India Cements’ Q2FY09 revenues grew by 24.2% year-on-year to Rs945.5 crore. This includes revenues of Rs49.9 crore from Indian Premier League (IPL), wind power and shipping businesses. The revenues from the cement business rose by 17.65% y-o-y.
The revenue growth during the quarter was mainly driven by higher realization and volume. The realization for the cement division increased by 12.1% y-o-y to Rs3,688 per tonne and the volume increased by 4.9% to 2.42 million metric tonne (MMT).
The operating profit margin (OPM) declined by 970 basis points to 30.7% mainly on account of sharp increase in power and fuel cost, raw material cost and other expenses (due to cost of IPL franchise). Consequently the operating profit fell by 5.6% to Rs290.1 crore.
On a per tonne basis, power and fuel cost increased by 30% to Rs932 due to increase in coal price.
The reported profit after tax (PAT) went down by 39.7% y-o-y to Rs134.2 crore. During the quarter the company had a foreign exchange translation loss of Rs29.6 crore. Thus, the adjusted PAT declined by 29.2% y-o-y to Rs154.61 crore.
In terms of outlook, the present demand-supply scenario is much better in the southern region compared with other regions.
However, over the next two years the demand-supply dynamics would gradually turn unfavorable, as 40% excess capacity is coming up in South India over next two years and due to slowdown in the key user industries like infrastructure and information technology (IT), which will impact the realization.
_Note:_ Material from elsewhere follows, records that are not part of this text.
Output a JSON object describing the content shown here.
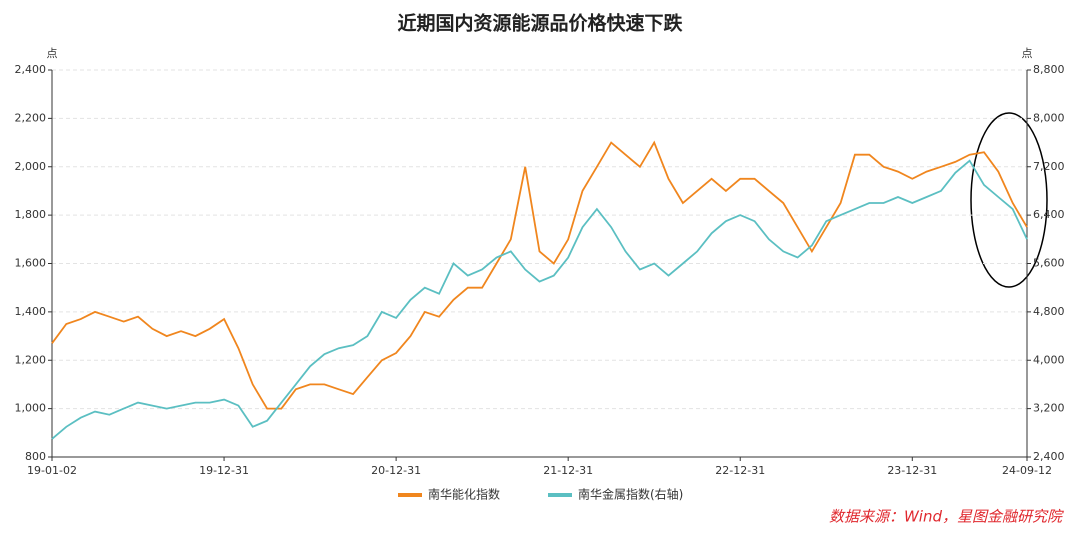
{
  "chart_data": {
    "type": "line",
    "title": "近期国内资源能源品价格快速下跌",
    "y_unit": "点",
    "y2_unit": "点",
    "source": "数据来源：Wind，星图金融研究院",
    "categories": [
      "19-01-02",
      null,
      null,
      null,
      null,
      null,
      null,
      null,
      null,
      null,
      null,
      null,
      "19-12-31",
      null,
      null,
      null,
      null,
      null,
      null,
      null,
      null,
      null,
      null,
      null,
      "20-12-31",
      null,
      null,
      null,
      null,
      null,
      null,
      null,
      null,
      null,
      null,
      null,
      "21-12-31",
      null,
      null,
      null,
      null,
      null,
      null,
      null,
      null,
      null,
      null,
      null,
      "22-12-31",
      null,
      null,
      null,
      null,
      null,
      null,
      null,
      null,
      null,
      null,
      null,
      "23-12-31",
      null,
      null,
      null,
      null,
      null,
      null,
      null,
      "24-09-12"
    ],
    "series": [
      {
        "name": "南华能化指数",
        "color": "#f0861e",
        "values": [
          1270,
          1350,
          1370,
          1400,
          1380,
          1360,
          1380,
          1330,
          1300,
          1320,
          1300,
          1330,
          1370,
          1250,
          1100,
          1000,
          1000,
          1080,
          1100,
          1100,
          1080,
          1060,
          1130,
          1200,
          1230,
          1300,
          1400,
          1380,
          1450,
          1500,
          1500,
          1600,
          1700,
          2000,
          1650,
          1600,
          1700,
          1900,
          2000,
          2100,
          2050,
          2000,
          2100,
          1950,
          1850,
          1900,
          1950,
          1900,
          1950,
          1950,
          1900,
          1850,
          1750,
          1650,
          1750,
          1850,
          2050,
          2050,
          2000,
          1980,
          1950,
          1980,
          2000,
          2020,
          2050,
          2060,
          1980,
          1850,
          1750
        ]
      },
      {
        "name": "南华金属指数(右轴)",
        "color": "#5bbfc2",
        "axis": "y2",
        "values": [
          2700,
          2900,
          3050,
          3150,
          3100,
          3200,
          3300,
          3250,
          3200,
          3250,
          3300,
          3300,
          3350,
          3250,
          2900,
          3000,
          3300,
          3600,
          3900,
          4100,
          4200,
          4250,
          4400,
          4800,
          4700,
          5000,
          5200,
          5100,
          5600,
          5400,
          5500,
          5700,
          5800,
          5500,
          5300,
          5400,
          5700,
          6200,
          6500,
          6200,
          5800,
          5500,
          5600,
          5400,
          5600,
          5800,
          6100,
          6300,
          6400,
          6300,
          6000,
          5800,
          5700,
          5900,
          6300,
          6400,
          6500,
          6600,
          6600,
          6700,
          6600,
          6700,
          6800,
          7100,
          7300,
          6900,
          6700,
          6500,
          6000
        ]
      }
    ],
    "ylim": [
      800,
      2400
    ],
    "yticks": [
      800,
      {
        "value": 1000,
        "label": "1,000"
      },
      {
        "value": 1200,
        "label": "1,200"
      },
      {
        "value": 1400,
        "label": "1,400"
      },
      {
        "value": 1600,
        "label": "1,600"
      },
      {
        "value": 1800,
        "label": "1,800"
      },
      {
        "value": 2000,
        "label": "2,000"
      },
      {
        "value": 2200,
        "label": "2,200"
      },
      {
        "value": 2400,
        "label": "2,400"
      }
    ],
    "y2lim": [
      2400,
      8800
    ],
    "y2ticks": [
      {
        "value": 2400,
        "label": "2,400"
      },
      {
        "value": 3200,
        "label": "3,200"
      },
      {
        "value": 4000,
        "label": "4,000"
      },
      {
        "value": 4800,
        "label": "4,800"
      },
      {
        "value": 5600,
        "label": "5,600"
      },
      {
        "value": 6400,
        "label": "6,400"
      },
      {
        "value": 7200,
        "label": "7,200"
      },
      {
        "value": 8000,
        "label": "8,000"
      },
      {
        "value": 8800,
        "label": "8,800"
      }
    ],
    "grid": true
  }
}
Hence we have revised our earning estimates downward to factor in a lower than expected volume growth and higher costs.
We expect the company to post earnings per share (EPS) of Rs19 and Rs17.5 for FY2009 and FY2010 respectively.
At the current market price the stock trades at 4.7x FY2009 earnings estimate, an enterprise value (EV)/earning before interest, tax, depreciation and amortization (EBITDA) of 3.2x and EV/tonne of $58 (including wind mill and shipping division) in FY09. We are downgrading the stock to HOLD with price target under review.